After a couple of weeks of mysterious delays, SpaceX is once again back in the saddle for its next orbital mission and has successfully completed Falcon 9’s routine prelaunch wet dress rehearsal and static fire. This rocket will launch Telstar 19V’s (launched in July) sister communications satellite Telstar 18V to a high-energy transfer orbit at 11:28 PM EDT, September 8 (03:28 UTC, September 9).
SpaceX’s static fire testing – conducted once in Texas with just the first stage and once at the launch site with the upper stage attached – is very nearly identical to a real launch, save for the fact that the rocket is not allowed to actually lift off from the pad, and only ignites its main engines for a handful of seconds.
Static fire test of Falcon 9 complete—targeting September 8 launch of Telstar 18 VANTAGE from Pad 40 in Florida.
— SpaceX (@SpaceX) September 5, 2018
Almost entirely unique to SpaceX in the launch industry, Falcon 9 and Falcon Heavy are perhaps the only operational (orbital-class) rockets in the world to still conduct routine test fires of integrated segments, including both boosters, upper stages, and even Dragon spacecraft thrusters (both Crew and Cargo variants). Other launch providers like ULA, Arianespace, and Roscosmos will typically test engines individually, but that testing is often not even routine – spot checks more than anything systematic.

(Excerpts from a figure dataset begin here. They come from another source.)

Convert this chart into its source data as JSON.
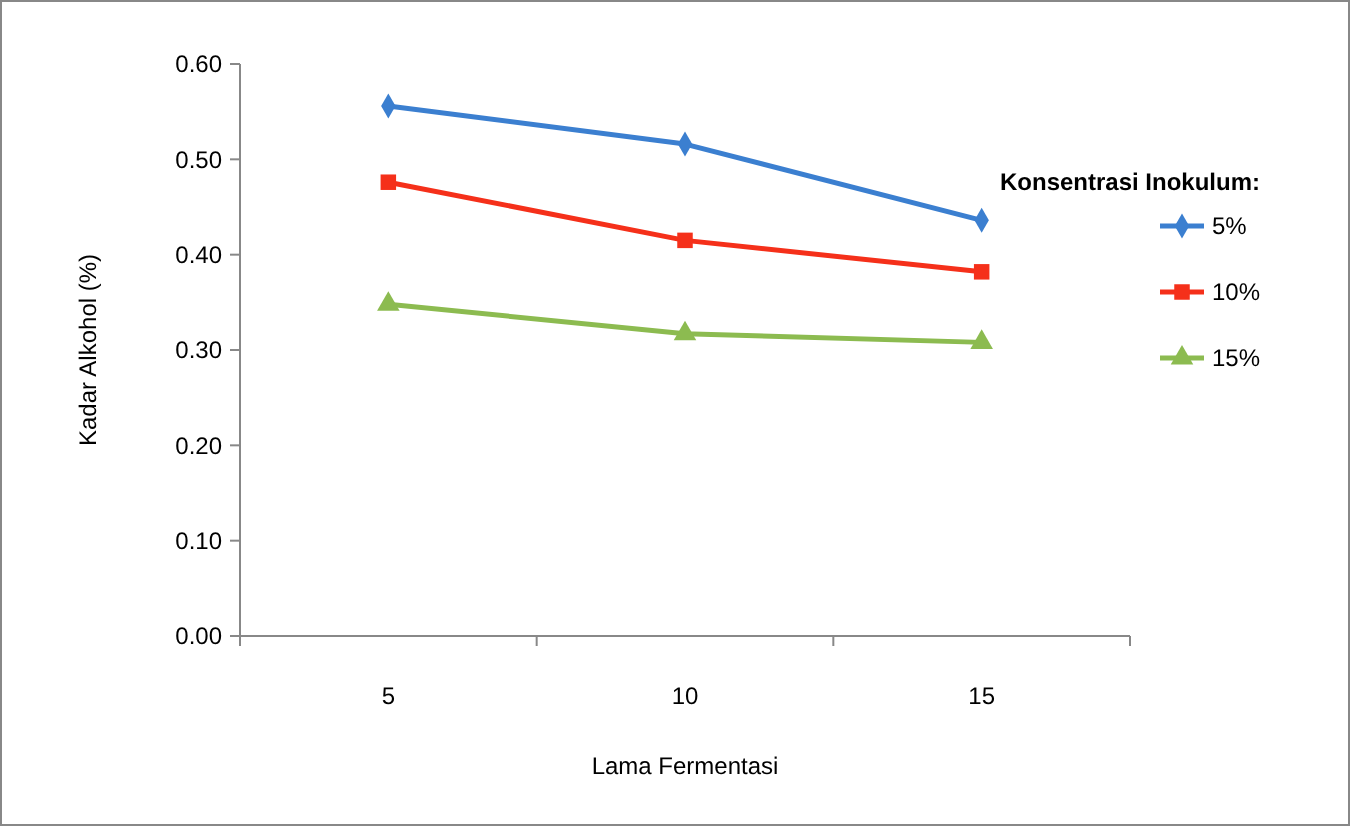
{
  "chart_data": {
    "type": "line",
    "xlabel": "Lama Fermentasi",
    "ylabel": "Kadar Alkohol (%)",
    "legend_title": "Konsentrasi Inokulum:",
    "legend": "right",
    "grid": false,
    "categories": [
      "5",
      "10",
      "15"
    ],
    "ylim": [
      0,
      0.6
    ],
    "yticks": [
      {
        "value": 0,
        "label": "0.00"
      },
      {
        "value": 0.1,
        "label": "0.10"
      },
      {
        "value": 0.2,
        "label": "0.20"
      },
      {
        "value": 0.3,
        "label": "0.30"
      },
      {
        "value": 0.4,
        "label": "0.40"
      },
      {
        "value": 0.5,
        "label": "0.50"
      },
      {
        "value": 0.6,
        "label": "0.60"
      }
    ],
    "series": [
      {
        "name": "5%",
        "color": "#3b7fd0",
        "marker": "diamond",
        "values": [
          0.556,
          0.516,
          0.436
        ]
      },
      {
        "name": "10%",
        "color": "#f5301a",
        "marker": "square",
        "values": [
          0.476,
          0.415,
          0.382
        ]
      },
      {
        "name": "15%",
        "color": "#8cbb50",
        "marker": "triangle",
        "values": [
          0.348,
          0.317,
          0.308
        ]
      }
    ]
  }
}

In fact, SpaceX’s system of hardware testing as extraordinarily extensive. Aside from test firing integrated boosters and upper stages, SpaceX doubles down on that testing both at the launch site and in Texas. Prior to integrated testing, essentially all rocket engines (sea-level Merlin 1Ds, vacuum Merlin 1Ds, SuperDraco thrusters, Draco thrusters, and Falcon’s cold gas maneuvering thrusters) are hot-fire (or cold-fire, in the case of the cold gas thrusters) tested in Texas after completing assembly in Hawthorne.
After that, the individual rocket engines and thrusters are shipped back to Hawthorne, integrated into their Dragon, Falcon upper stage, or Falcon booster parent rocket, and then shipped back to Texas once more for integrated test-fires, shipped to their launch site, and test-fired yet again (in the case of Falcon 9 and Heavy, not Dragon). This extraordinarily systematic testing apparatus is without a doubt unique to SpaceX, with the only closest comparison being found in small launch startup Rocket Lab, which is also extensively vertically integrated, including in-house tests of all engines prior to shipment.
Much like modern aircraft (particularly airliners) routinely test all critical systems prior to takeoff, particularly a full-thrust engine check with brakes applied, SpaceX and Rocket Lab are explicitly attempting to replicate in spaceflight the sort of practices that have helped to make air travel perhaps the safest and most reliable method of transportation ever created by humans.